In Die Hard, we win through McClane and the hostages: working stiffs trying to get their jobs done and go home. The narcissists lose. McTiernan also includes a rather flattering portrayal of the “them” that do not operate under Gruber. After seeing this film a few dozen times, it finally sunk in that Gruber is a radical who was kicked out of a rogue organization in Germany. We could probably also assume that his underlings have similarly been disavowed by whatever organization they started in as well. Therefore, various cultures and ethnicities are not castigated in this film; rather, Die Hard parallels the misconstrued perceptions on both sides of the aisle. To “them,” we are narcissistic, consumerist, cowboys. To “us,” they are various godless sects of radicals bent on destroying Democracy and capitalism. In reality – or at least the one imagined in the film – the handful of narcissists and the radicals are the minorities in their respective countries and subject to media circuses that misconstrue them as the ruling majority.  
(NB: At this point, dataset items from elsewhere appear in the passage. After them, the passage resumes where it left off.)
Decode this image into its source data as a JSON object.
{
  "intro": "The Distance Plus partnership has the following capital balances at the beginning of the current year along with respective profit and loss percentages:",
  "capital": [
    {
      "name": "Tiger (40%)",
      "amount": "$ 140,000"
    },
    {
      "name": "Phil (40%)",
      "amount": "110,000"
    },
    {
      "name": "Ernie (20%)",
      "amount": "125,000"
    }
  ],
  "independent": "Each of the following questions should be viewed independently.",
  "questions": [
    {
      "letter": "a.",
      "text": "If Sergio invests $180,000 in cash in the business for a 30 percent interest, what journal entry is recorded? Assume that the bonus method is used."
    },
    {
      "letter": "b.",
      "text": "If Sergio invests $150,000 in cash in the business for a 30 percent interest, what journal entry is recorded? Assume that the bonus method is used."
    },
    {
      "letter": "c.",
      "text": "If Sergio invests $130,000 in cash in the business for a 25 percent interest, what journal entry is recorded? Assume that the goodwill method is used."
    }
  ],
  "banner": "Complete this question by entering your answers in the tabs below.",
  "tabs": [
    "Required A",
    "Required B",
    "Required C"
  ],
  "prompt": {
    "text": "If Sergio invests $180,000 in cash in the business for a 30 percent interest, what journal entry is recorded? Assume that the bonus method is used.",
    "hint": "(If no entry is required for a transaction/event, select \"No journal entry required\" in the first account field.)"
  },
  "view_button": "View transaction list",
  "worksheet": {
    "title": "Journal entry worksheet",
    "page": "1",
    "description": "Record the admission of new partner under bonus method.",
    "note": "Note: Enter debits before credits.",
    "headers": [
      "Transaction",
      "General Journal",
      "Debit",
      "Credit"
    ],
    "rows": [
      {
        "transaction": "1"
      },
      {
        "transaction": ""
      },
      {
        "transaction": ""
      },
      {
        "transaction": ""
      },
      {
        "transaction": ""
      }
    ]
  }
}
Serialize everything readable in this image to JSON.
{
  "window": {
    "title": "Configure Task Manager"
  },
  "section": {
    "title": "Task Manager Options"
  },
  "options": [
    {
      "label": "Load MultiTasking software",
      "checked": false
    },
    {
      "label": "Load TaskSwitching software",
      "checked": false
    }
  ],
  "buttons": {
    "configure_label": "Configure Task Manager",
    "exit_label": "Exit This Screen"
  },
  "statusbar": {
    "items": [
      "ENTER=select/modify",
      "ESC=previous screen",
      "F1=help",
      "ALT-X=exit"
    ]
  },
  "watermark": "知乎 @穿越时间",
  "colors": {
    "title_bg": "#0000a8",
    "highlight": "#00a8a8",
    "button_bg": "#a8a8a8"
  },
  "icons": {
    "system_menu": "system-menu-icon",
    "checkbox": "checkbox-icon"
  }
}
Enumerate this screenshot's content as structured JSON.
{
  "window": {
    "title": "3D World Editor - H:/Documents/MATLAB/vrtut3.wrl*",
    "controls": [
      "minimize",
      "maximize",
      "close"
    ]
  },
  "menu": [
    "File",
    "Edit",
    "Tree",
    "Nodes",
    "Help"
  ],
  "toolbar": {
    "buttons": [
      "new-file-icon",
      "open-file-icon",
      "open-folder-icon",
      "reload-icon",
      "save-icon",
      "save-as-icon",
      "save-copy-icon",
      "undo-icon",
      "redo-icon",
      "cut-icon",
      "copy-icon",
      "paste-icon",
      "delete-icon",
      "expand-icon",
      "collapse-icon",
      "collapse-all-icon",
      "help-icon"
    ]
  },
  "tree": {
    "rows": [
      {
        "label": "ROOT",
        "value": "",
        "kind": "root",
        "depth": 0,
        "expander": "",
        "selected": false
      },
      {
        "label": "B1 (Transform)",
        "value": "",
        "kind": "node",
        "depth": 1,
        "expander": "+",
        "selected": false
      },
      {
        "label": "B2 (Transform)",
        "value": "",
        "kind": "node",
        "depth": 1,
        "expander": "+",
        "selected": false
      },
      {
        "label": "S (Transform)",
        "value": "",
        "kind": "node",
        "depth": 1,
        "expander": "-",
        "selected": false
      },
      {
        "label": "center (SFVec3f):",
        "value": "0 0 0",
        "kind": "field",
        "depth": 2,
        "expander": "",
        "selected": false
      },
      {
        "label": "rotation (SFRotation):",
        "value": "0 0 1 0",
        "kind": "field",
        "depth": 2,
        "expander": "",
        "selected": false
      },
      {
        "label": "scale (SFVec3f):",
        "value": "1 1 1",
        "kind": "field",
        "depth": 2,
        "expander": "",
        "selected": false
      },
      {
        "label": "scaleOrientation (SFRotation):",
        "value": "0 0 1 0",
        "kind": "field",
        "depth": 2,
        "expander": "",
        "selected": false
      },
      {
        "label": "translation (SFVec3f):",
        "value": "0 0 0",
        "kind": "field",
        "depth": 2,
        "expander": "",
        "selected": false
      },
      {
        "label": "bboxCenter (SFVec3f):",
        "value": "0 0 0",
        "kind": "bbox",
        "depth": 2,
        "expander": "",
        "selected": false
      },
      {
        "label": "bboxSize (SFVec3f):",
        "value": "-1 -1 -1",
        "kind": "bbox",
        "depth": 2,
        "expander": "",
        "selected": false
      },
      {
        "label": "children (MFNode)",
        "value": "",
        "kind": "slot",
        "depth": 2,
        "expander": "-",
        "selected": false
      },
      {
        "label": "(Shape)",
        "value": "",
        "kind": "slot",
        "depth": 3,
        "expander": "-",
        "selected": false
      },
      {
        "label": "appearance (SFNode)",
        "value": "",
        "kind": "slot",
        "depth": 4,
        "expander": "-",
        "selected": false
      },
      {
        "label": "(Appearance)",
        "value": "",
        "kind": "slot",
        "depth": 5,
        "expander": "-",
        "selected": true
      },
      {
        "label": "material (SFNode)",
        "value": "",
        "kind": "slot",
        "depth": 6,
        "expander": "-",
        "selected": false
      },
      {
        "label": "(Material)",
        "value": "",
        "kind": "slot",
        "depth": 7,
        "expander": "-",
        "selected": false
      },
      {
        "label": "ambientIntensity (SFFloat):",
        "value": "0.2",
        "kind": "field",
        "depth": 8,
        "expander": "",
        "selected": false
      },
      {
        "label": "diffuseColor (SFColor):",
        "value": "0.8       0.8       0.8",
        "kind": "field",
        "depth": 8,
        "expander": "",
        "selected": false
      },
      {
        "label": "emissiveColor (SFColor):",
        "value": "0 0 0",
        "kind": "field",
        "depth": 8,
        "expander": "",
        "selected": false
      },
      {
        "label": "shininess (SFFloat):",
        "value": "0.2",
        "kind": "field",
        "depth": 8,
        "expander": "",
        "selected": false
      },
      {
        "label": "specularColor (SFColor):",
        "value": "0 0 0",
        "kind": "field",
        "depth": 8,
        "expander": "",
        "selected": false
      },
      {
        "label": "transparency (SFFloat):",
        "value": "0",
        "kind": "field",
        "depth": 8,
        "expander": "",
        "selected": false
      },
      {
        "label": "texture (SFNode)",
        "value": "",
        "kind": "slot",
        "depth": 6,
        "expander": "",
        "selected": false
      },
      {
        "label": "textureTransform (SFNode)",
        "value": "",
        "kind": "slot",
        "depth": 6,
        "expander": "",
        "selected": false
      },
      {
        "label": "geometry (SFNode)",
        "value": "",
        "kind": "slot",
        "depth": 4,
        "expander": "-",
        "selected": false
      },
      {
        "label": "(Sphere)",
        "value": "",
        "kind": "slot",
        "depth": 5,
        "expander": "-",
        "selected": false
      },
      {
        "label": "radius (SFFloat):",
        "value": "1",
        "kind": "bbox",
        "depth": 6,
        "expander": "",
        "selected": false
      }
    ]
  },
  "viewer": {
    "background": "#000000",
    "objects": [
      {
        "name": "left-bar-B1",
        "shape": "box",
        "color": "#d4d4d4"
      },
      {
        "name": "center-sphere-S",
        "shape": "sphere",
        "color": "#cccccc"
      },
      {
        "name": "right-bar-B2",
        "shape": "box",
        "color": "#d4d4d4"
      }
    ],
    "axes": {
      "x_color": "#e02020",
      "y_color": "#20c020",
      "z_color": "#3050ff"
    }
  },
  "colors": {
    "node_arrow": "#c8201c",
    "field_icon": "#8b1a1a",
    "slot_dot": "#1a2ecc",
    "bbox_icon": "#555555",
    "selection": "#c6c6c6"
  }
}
Perhaps there’s too much being read into a rather high-powered action film, but the final scene casts no doubt that the media is – at least in part – being vilified in Die Hard. Prior to Gruber’s plummet from the thirty-second floor and McClane’s emergence as victor, an overeager reporter, Richard (William Atherton) had put McClane’s children on air to plead for their mother’s life. However, this provided Gruber with a wealth of leverage against McClane; at the same time, Richard is antipathetic to the dire situation he has created and is solely trying to draw ratings and disseminate his name. While a rather impactful moment in the film, its greatest value is as a criticism of how competition often overshadows humanity, which, by default, helps fortify the stigma of “cowboy diplomacy.”

When all presents have been opened, filet mignon has been gobbled, all wine has been drunk, all sentimental movies have been played, and the last lonely pub on the street has closed its doors, perhaps it’ll be time to sit back, relax, and slowly wean yourself off of Christmas cheer without completely forgetting about it until next December.